Odds are that someone in your organization at some point in time has had the bright idea to survey your customers to find out how happy they really are with the quality of your product or service. The premise of such efforts being that if you can serve your customers' current and evolving needs better, they will be happier and more loyal, and will therefore direct more business your way.

You've probably been confronted by the results of these surveys: 11 percent are very satisfied, 20 percent are somewhat satisfied, 25 percent are just satisfied, 10 percent are not really satisfied, and 34 percent of your customers don't really have an opinion one way or another. "What am I supposed to do with this?" You may recall asking as you stared at the colorful little pie charts.

Like a map with a "You Are Here" star in the middle but no indication of where you want to go, such fuzzy customer research typically gets filed away in a drawer. The data may be pulled out later if it happens to support a particular management initiative, but it's usually never seen or heard from again. There are better ways of staying in touch with your customers' evolving needs.

One of the characteristics that make the material-handling industry such an interesting sector—and such a challenging one to cover—is the wide spectrum of our audience. Our readers include managers at manufacturing companies of every size and stripe that ship products to sister plants and warehouses, as well as to other manufacturers and distributors.
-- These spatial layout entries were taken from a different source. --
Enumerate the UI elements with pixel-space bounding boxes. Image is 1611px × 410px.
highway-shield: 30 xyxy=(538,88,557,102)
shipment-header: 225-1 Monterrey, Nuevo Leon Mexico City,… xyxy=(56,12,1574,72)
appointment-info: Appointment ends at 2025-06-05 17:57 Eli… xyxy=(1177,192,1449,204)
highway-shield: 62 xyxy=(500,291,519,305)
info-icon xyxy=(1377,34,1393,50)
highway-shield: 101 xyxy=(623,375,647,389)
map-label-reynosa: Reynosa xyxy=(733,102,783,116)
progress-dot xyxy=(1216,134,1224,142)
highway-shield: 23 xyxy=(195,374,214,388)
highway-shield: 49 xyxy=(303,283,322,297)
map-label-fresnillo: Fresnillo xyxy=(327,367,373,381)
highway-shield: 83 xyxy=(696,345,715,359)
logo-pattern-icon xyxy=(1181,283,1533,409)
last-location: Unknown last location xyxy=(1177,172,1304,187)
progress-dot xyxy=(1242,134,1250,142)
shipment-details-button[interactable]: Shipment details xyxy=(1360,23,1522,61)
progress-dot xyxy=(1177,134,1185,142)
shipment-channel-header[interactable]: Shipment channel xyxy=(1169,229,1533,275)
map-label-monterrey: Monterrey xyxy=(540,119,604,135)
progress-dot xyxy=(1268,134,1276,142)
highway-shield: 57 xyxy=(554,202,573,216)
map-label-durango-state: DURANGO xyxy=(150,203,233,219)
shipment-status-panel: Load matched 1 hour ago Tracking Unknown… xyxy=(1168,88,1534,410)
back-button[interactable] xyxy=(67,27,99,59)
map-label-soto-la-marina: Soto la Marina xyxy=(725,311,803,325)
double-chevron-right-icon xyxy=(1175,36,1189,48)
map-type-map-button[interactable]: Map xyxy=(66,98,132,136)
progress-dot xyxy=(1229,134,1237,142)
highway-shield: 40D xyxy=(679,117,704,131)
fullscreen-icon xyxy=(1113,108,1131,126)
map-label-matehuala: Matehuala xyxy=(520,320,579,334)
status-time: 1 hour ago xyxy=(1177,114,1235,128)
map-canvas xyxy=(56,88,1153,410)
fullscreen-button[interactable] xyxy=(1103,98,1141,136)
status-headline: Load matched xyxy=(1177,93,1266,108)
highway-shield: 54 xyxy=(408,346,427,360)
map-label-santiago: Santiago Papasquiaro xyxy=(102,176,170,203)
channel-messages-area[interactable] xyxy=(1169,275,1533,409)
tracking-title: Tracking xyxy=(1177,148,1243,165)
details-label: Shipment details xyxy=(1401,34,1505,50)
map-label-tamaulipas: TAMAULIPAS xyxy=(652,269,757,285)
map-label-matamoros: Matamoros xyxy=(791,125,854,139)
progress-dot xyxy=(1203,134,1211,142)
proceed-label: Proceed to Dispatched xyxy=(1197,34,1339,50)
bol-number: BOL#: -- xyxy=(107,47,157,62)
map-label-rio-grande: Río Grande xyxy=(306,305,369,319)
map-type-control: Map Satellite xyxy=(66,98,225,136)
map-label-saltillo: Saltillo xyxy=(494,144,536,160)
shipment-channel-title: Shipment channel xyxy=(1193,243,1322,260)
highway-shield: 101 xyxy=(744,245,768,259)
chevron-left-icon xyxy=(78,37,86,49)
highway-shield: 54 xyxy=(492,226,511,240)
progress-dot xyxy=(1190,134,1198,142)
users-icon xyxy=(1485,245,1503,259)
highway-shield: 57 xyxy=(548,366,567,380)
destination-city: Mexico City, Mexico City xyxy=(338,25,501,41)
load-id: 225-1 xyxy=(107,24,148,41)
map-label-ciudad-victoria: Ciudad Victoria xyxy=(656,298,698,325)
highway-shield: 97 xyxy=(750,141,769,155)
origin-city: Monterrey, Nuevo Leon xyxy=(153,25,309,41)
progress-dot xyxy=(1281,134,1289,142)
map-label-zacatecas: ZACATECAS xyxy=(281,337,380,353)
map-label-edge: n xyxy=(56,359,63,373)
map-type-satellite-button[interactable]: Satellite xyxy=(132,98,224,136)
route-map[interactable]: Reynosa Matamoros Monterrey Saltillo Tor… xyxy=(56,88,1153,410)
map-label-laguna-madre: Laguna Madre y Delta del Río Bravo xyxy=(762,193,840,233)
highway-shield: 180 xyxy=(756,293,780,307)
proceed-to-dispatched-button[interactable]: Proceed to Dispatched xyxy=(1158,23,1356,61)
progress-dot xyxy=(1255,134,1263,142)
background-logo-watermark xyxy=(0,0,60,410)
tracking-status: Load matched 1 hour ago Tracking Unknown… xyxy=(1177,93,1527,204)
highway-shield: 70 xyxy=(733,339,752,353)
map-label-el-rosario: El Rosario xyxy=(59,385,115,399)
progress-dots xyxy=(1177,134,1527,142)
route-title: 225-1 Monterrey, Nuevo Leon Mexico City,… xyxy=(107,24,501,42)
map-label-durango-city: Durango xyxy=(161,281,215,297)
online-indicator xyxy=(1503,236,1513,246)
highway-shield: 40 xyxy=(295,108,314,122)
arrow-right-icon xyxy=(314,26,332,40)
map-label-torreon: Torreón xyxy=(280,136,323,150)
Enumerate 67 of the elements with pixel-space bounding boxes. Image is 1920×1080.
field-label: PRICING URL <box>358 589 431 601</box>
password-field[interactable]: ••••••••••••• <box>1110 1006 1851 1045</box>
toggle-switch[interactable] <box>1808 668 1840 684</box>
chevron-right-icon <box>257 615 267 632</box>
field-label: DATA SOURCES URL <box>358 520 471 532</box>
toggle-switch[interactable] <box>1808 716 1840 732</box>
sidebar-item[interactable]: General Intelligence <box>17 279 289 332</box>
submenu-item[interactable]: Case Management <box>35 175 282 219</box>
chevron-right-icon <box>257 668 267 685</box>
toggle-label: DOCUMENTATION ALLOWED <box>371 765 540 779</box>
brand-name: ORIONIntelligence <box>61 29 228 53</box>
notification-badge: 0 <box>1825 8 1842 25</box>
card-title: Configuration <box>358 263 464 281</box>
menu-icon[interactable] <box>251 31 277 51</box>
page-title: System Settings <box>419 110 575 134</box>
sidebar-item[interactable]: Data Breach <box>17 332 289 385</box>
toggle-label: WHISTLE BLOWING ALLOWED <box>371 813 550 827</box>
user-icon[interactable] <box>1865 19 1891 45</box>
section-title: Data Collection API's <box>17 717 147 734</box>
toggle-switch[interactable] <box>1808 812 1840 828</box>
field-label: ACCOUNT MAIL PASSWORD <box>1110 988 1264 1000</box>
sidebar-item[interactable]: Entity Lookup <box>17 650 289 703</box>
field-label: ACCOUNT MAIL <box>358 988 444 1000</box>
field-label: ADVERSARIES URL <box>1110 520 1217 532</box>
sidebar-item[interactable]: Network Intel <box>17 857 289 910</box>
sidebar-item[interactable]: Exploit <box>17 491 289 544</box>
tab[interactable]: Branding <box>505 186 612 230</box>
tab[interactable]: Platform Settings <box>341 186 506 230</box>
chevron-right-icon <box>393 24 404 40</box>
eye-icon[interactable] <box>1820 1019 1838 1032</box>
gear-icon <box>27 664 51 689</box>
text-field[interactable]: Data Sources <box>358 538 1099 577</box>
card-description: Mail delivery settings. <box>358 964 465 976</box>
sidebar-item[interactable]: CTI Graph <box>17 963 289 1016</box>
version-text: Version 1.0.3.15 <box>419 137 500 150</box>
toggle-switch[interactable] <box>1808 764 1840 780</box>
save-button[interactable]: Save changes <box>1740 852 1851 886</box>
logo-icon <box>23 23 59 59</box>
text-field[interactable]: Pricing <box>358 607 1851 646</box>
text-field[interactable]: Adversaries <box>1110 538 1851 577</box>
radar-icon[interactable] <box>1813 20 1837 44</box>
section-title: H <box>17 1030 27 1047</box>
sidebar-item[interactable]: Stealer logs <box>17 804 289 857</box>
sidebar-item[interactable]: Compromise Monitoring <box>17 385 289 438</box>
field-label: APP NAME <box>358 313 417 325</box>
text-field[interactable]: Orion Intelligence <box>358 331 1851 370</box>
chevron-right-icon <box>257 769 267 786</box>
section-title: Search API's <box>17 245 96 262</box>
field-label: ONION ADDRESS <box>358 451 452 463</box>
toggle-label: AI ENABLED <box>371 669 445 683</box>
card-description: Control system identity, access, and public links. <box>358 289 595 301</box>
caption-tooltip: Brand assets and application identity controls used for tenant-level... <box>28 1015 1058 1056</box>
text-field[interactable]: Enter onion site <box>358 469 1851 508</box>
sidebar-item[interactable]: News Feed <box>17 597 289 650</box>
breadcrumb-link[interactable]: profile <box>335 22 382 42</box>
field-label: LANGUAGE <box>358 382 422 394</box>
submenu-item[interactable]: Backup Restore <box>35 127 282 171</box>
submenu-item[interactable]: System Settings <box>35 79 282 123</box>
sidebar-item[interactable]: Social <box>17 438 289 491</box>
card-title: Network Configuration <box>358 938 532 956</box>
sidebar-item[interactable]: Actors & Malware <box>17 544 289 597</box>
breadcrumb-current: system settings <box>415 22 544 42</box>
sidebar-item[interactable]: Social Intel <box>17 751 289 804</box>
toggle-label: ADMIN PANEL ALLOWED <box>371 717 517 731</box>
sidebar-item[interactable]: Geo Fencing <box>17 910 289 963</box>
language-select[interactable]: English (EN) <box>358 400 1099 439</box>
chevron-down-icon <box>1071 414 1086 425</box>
They also include wholesalers that deliver perishable and non-perishable goods to food service operations and retailers; online and catalog companies that mail individual orders directly to end customers; and thirdparty companies that must tailor their warehousing and logistics services to the needs of their customer base.

Because of this variety, when charged with writing about a particular issue or trend, Material Handling Management's writers must talk to as many sources as we can. Eventually, people begin to make similar comments and observations, offering up a form of collective truth that we then present to our readers. You can apply a similar methodology to gathering actionable customer intelligence.

Not too many months ago I visited a manufacturer of hydraulic and pneumatic couplings.After the factory tour we wandered through a conference room where the walls were covered with pale yellow sticky notes with different circular shapes drawn on them. The sticky notes, explained the vice president of operations, were part of a "voice of the customer" project a cross-functional management team was working on as part of the company's Six Sigma process-improvement program. The gist of it was that the management team would call up customers who had agreed to participate and ask them openended questions about the products and the customer service they had received. The team would listen and then categorize these opportunities for improvement with the yellow sticky notes stuck on the walls. They were already using these comments to guide the plant's capital investment and process-improvement strategy.

The hardest part of the effort, she explained, was getting managers to sit still and listen to customers without getting defensive, jumping in to solve problems, or explaining away any issues as isolated occurrences. They asked for honest feedback, and then had to be quiet and simply listen. That's where good research and customer loyalty begins.